Seah Ling is involved in several national cross-disciplinary collaborative research centers (CRC1066 and CRC1279) that aim to develop breakthrough treatments for cancer and infectious diseases.
She has been appointed as the Europe coordinator for the Singapore National Institute of Chemistry overseas members network from 2017-2019. Since 2020, she is an international advisory board member of the ChemMedChem.
Research Interest (Molecular Gates and Reaction Networks)
Engineering therapeutic systems that function reliably amid the biochemical complexity of living systems remains a central challenge in chemical biology and biomedicine. The tumor microenvironment (TME) is especially difficult to tackle, as it is defined by dynamic pH gradients, redox imbalances, metabolic heterogeneity, and elevated reactive oxygen species that frequently compromise drug efficacy.
Our long-term vision is to create TME-aware therapeutics that can sense, process, and respond to chemical signals within diseased tissues. Through rationale chemical design, we aim to transform therapeutics from passive agents into adaptive systems capable of decision-making at cellular interfaces.
Designing Programmable Protein Conjugates and Translational Nanocarriers
We seek to transform fundamental chemical concepts into translational macromolecular platforms. The group pioneered various site-selective bioconjugation reagents to expand the arsenal of multifunctional biotherapeutics. In addition, we are interested in developing protein-based nanocarriers that are stable in vivo and selectively engage tumor-relevant cell populations.
Logic-Gated Drug Activation and Reaction Networks in Complex Microenvironments
We design and integrate molecular gates and multi-input logic elements into bioactive molecules to form responsive reaction networks in cancer cells. In this way, self-regulating medicines are created that operate seamlessly within the complex biochemical landscape of cancer, in order to substantially improve selectivity and reduce off-target toxicity.

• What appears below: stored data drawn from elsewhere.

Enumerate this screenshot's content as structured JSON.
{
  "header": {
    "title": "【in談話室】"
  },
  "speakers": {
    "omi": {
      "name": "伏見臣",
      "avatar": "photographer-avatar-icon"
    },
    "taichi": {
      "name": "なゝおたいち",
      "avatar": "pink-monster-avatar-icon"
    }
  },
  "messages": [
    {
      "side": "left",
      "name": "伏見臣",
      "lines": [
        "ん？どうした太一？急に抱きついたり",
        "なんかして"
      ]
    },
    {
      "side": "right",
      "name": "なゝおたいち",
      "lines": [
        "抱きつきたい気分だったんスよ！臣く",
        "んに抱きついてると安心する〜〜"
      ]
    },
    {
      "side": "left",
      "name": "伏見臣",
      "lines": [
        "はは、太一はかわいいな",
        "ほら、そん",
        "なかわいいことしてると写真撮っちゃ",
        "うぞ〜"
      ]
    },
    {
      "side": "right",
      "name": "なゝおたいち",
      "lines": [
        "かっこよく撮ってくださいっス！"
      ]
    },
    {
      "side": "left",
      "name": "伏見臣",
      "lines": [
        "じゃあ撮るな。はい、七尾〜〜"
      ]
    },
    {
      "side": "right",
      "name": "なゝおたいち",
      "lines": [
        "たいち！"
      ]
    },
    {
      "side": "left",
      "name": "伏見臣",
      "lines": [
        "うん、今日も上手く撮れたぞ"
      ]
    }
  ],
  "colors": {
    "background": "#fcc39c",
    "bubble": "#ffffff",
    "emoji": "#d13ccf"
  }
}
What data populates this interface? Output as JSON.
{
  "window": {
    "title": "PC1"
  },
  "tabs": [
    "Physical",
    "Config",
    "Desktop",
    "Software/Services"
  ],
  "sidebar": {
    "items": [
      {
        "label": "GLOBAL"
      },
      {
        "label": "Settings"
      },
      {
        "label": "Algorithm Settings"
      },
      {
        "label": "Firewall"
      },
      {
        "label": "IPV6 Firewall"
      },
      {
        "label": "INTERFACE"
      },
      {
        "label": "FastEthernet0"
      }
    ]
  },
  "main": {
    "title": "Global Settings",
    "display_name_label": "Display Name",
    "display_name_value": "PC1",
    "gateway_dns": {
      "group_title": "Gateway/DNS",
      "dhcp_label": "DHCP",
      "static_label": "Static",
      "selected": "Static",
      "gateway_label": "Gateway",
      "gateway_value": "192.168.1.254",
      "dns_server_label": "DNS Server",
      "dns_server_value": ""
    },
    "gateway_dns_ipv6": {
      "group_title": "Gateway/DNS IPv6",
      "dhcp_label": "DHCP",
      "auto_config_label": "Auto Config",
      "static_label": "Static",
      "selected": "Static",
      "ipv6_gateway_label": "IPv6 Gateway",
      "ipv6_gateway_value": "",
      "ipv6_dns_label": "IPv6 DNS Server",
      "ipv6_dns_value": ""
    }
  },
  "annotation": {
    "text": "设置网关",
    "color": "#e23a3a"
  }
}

Key Achievements: Innovation of bioconjugation chemistry for synthetic customization of multifunctional peptide or protein target structures. Devising molecular gates and reaction networks for controlled drug activation/release and communication within the complex TME.
Mass Spectrometry Core Facility @ MPIP
Since June 2024, Seah Ling Kuan took over the full leadership of the Mass Spectrometry (MS) Core Facility, which supports research projects within the Weil department as well as fostering broader institute-wide efforts. In the meanwhile, the facility is moving towards digitalization and user-friendly format, as well as significantly expanding its capabilities with MALDI-MS imaging, enabling spatially resolved visualization of drug distribution and release dynamics in tumor spheroids and tissue-like constructs. The MS platform now supports high-sensitivity quantification of metabolites, therapeutic intermediates, and reactive species, including collaborative studies with the Barayeu/Gräter to detect and characterize radical species formed in peptides and proteins. These analytical advances provide essential mechanistic insights into the behavior, stability, and activation pathways of gated therapeutics and nanocarriers. Beyond routine service, the MS Core serves as a scientific driver, integrating synthetic chemistry, quantitative mass spectrometry, and biological context, to ensure that newly developed molecular systems are rigorously validated in physiologically relevant environments. Additional partnership with the Biocore Group (FLIM imaging) provides further integrative analytical systems.